Sucht“ wird heutzutage in so ziemlich allen Gesellschaften weltweit als eine negative Verhaltensweise angesehen, die es zu vermeiden und korrigieren gilt. Diese negative Sichtweise hat weitreichende Konsequenzen für die als „süchtig“ abgestempelten Menschen. Sie werden als „abnormal“ bezeichnet und in Folge dessen stigmatisiert. 

In diesem Artikel erörtere ich den Zusammenhang zwischen dem sozialen Konstrukt „Sucht“ und dem Prozess der Stigmatisierung. Dazu nähere ich mich dem Begriff „Sucht“ zunächst aus einer historischen Perspektive an, um herauszufinden, wie es im Laufe der Zeit zu dem heutigen gesellschaftlichen, negativen Verständnis von „Sucht“ gekommen ist. Anschließend stelle ich kurz den Prozess der Stigmatisierung vor und gehe auf dessen Auswirkungen auf Gesellschaft und Individuum ein.

Das Konzept „Sucht“ als problematische Abhängigkeit von Substanzen oder bestimmten als für die Konsument*innen und die Gesellschaft schädlich angesehene Verhaltensweisen gab es schlichtweg zu dieser Zeit noch nicht.

Beginnen wir mit der Definition des englischen Begriffs für „Sucht“, addiction, des Oxford English Dictionary (OED) von 1884. Addiction wird dort von dem lateinischen Verb addicere (jemanden etwas als Eigentum zugestehen) hergeleitet und bedeutet zum einen ausgehend vom römischen Recht „a formal giving over or delivery by sentence of court.

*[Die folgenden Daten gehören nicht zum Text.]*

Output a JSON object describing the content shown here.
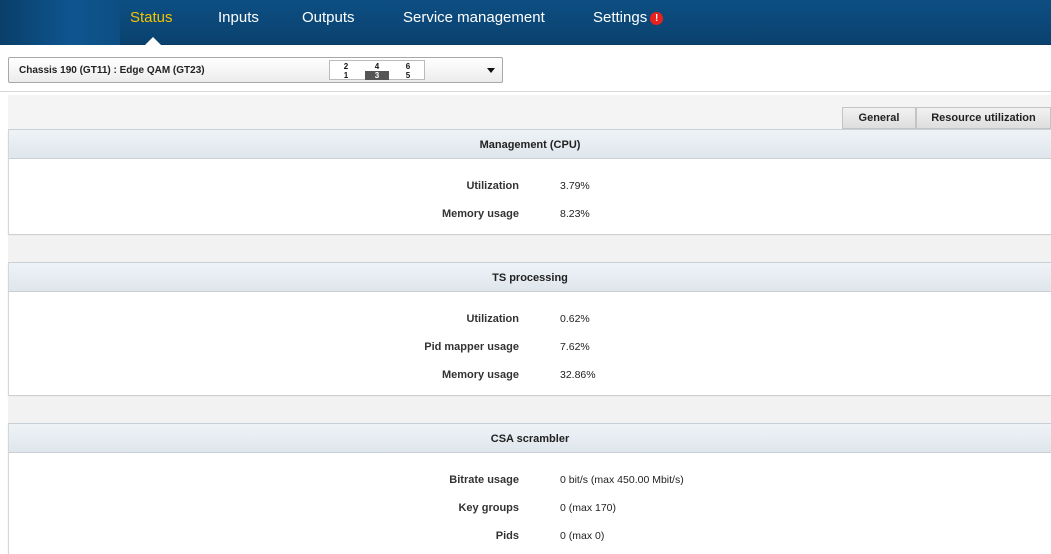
{
  "nav": {
    "items": [
      {
        "label": "Status",
        "active": true
      },
      {
        "label": "Inputs",
        "active": false
      },
      {
        "label": "Outputs",
        "active": false
      },
      {
        "label": "Service management",
        "active": false
      },
      {
        "label": "Settings",
        "active": false,
        "alert": "!"
      }
    ],
    "active_color": "#f5c400",
    "bar_color": "#0d4e82"
  },
  "chassis": {
    "selected_label": "Chassis 190 (GT11) : Edge QAM (GT23)",
    "slots": {
      "top": [
        "2",
        "4",
        "6"
      ],
      "bottom": [
        "1",
        "3",
        "5"
      ],
      "selected": "3"
    }
  },
  "tabs": [
    {
      "label": "General"
    },
    {
      "label": "Resource utilization"
    }
  ],
  "panels": [
    {
      "title": "Management (CPU)",
      "rows": [
        {
          "label": "Utilization",
          "value": "3.79%"
        },
        {
          "label": "Memory usage",
          "value": "8.23%"
        }
      ]
    },
    {
      "title": "TS processing",
      "rows": [
        {
          "label": "Utilization",
          "value": "0.62%"
        },
        {
          "label": "Pid mapper usage",
          "value": "7.62%"
        },
        {
          "label": "Memory usage",
          "value": "32.86%"
        }
      ]
    },
    {
      "title": "CSA scrambler",
      "rows": [
        {
          "label": "Bitrate usage",
          "value": "0 bit/s (max 450.00 Mbit/s)"
        },
        {
          "label": "Key groups",
          "value": "0 (max 170)"
        },
        {
          "label": "Pids",
          "value": "0 (max 0)"
        }
      ]
    }
  ]
}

Hence, a surrender, or dedication, of any one to a master” (Murray in Alexander 2008: 27–28). Hier bezieht sich addiction also auf die rechtliche Handlung, jemanden einen Sklaven oder eine Sklavin als Eigentum zuzusprechen, eine Praxis, die im alten römischen Reich üblich war (ebd.: 28). 

Zum anderen gibt das OED von 1884 in einem zweiten Definitionsteil an, addiction sei „the state of being (self-)addicted or given to a habit or pursuit; devotion” (ebd.: 28). Dieser Teil der Definition bezieht sich auf einen Zustand der Unterwürfigkeit gegenüber einer Gewohnheit oder einer Betätigung. Von Zwang ist hier nicht die Rede und es wird offengelassen, ob diese Unterwürfigkeit positiv oder negativ bewertet wird. Es ist auch nicht die Rede von addiction, also „Sucht“, als Abhängigkeit von bestimmten Substanzen. Der Begriff wurde zu dieser Zeit nur selten mit dem Konsum von Drogen in Verbindung gebracht (Alexander & Schweighofer 1988: 152). 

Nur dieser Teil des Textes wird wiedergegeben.